Marcos: E essa presença é total a cada vez. Ela não tem mediação, evolução, transição… É sempre a cada instante toda.

HH: Na expressão: “Eu estava morrendo, morrendo… e… estou vivo!”. Esse ‘estou vivo’ não tem mediação. Já está do outro lado, aquém da vida e da morte, i.é, na Vida. Portanto, o outro lado não é o além mundo…! É presença abissal.

Marcos: A Cada instante nós estamos nessa presença: cada instante é o primeiro e o último, não é!?

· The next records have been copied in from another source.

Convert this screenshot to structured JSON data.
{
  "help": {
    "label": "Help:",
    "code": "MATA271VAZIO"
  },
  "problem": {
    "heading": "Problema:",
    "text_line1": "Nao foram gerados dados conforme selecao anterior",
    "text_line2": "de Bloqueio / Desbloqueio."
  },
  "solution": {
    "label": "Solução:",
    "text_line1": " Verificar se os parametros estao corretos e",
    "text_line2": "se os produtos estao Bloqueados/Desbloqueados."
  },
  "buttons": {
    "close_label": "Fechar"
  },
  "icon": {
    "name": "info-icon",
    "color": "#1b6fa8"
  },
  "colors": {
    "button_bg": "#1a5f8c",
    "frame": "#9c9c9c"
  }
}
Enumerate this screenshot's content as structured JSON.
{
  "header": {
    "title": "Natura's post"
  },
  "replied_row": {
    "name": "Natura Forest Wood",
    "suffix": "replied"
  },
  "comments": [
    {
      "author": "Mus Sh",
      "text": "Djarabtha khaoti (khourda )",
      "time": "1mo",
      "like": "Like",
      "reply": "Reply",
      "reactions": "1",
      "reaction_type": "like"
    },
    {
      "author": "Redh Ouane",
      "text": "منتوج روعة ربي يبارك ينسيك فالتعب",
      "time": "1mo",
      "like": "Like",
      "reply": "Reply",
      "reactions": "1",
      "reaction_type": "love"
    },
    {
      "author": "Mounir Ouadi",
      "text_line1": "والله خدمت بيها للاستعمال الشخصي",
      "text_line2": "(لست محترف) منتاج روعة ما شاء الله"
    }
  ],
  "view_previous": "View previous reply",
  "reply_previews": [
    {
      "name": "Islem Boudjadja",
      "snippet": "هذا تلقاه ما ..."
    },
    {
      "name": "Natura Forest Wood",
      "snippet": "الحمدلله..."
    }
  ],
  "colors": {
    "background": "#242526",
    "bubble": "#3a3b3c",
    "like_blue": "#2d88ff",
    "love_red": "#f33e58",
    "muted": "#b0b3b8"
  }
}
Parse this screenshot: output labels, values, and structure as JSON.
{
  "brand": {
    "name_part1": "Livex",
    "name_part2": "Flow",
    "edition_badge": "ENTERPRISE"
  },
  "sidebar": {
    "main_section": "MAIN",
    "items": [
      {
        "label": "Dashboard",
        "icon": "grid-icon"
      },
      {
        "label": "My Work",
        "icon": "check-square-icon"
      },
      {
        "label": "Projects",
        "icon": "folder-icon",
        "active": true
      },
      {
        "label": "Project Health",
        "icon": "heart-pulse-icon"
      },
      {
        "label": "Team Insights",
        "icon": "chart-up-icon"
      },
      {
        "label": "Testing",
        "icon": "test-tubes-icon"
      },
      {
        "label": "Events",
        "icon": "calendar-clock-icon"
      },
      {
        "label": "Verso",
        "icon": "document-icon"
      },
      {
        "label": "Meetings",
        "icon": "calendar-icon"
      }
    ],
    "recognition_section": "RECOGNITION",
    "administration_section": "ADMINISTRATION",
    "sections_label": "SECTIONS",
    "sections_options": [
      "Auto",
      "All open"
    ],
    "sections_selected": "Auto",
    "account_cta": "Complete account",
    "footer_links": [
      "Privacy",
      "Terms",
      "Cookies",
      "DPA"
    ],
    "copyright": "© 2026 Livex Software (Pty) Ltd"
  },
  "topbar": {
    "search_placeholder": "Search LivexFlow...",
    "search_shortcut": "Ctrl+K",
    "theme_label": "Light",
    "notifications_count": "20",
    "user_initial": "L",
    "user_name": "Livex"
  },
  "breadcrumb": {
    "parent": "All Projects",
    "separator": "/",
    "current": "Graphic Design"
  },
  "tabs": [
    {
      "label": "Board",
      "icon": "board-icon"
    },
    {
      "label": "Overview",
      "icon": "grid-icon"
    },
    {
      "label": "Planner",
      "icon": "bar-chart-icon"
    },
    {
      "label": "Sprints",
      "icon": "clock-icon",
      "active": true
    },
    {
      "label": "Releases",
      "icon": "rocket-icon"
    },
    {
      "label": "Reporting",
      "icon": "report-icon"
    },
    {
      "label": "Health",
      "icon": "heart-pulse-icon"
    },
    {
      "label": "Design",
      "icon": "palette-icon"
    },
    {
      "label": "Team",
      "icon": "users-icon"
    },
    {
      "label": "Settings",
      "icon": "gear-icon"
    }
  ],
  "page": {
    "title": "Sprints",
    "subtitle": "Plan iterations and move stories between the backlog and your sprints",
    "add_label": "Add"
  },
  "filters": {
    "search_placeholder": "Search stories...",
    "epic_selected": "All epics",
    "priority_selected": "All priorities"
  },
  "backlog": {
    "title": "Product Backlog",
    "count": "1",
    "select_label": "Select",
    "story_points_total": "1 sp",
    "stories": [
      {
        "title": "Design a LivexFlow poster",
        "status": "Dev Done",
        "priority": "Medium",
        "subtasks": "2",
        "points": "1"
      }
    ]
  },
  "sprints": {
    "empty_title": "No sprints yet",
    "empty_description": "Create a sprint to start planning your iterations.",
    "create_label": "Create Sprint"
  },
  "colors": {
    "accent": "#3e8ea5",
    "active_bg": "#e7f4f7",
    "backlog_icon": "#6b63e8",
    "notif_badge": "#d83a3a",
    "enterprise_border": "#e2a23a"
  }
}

Corniatti: Não entendi o que é esse “toque do nada”. Que é isso?

Marcos: … se cada instante é único, é o primeiro e o último instante da vida e quase nada medeia a passagem de um instante para outro, isso é o toque do nada.

Claudio: vc tem medo da morte? Pergunta que não faz sentido. Porque se já morri, estou morto e se ainda não morri, estou vivo e tenho que dar graças a Deus. Na verdade, a gente tem medo do morrendo e não da morte.

Dom Mamede: Por isso que os psicólogos nunca podem dizer: “isso é um caso disso, um caso daquilo” E quando o dizem, o encontro já virou há muito tempo na psicologia caso.

Regina: Estava demorando pro senhor Bispo pegar no nosso pé.

Dorvalino: Nos atos ato de S. Francisco tem um lugar, onde se relata que São Francisco curou o leproso, cuja vida durou só 15 dias, mas é tido como grande milagre. O texto diz que o leproso não agüentava a lepra dele… blasfemava contra Deus, Nossa Senhora. Então S. Francisco destacou dois frades para cuidar dele. Só que os frades não agüentaram o leproso e foram falar com SF e SF foi e começou a cuidar dele. E na medida em que o ia lavando, o leproso começou a se converter, começou a ficar limpo por dentro e por fora. Então ficou curado, só que morreu logo.

HH: Com Lázaro foi a mesma coisa. Com ele, a quem Cristo chamou do túmulo, mas depois morreu.

Marcos: … há um modo de estar doente na saúde e de estar sadio na doença. Portanto, saúde está ligada à questão da qualidade da relação com a saúde ou com a doença.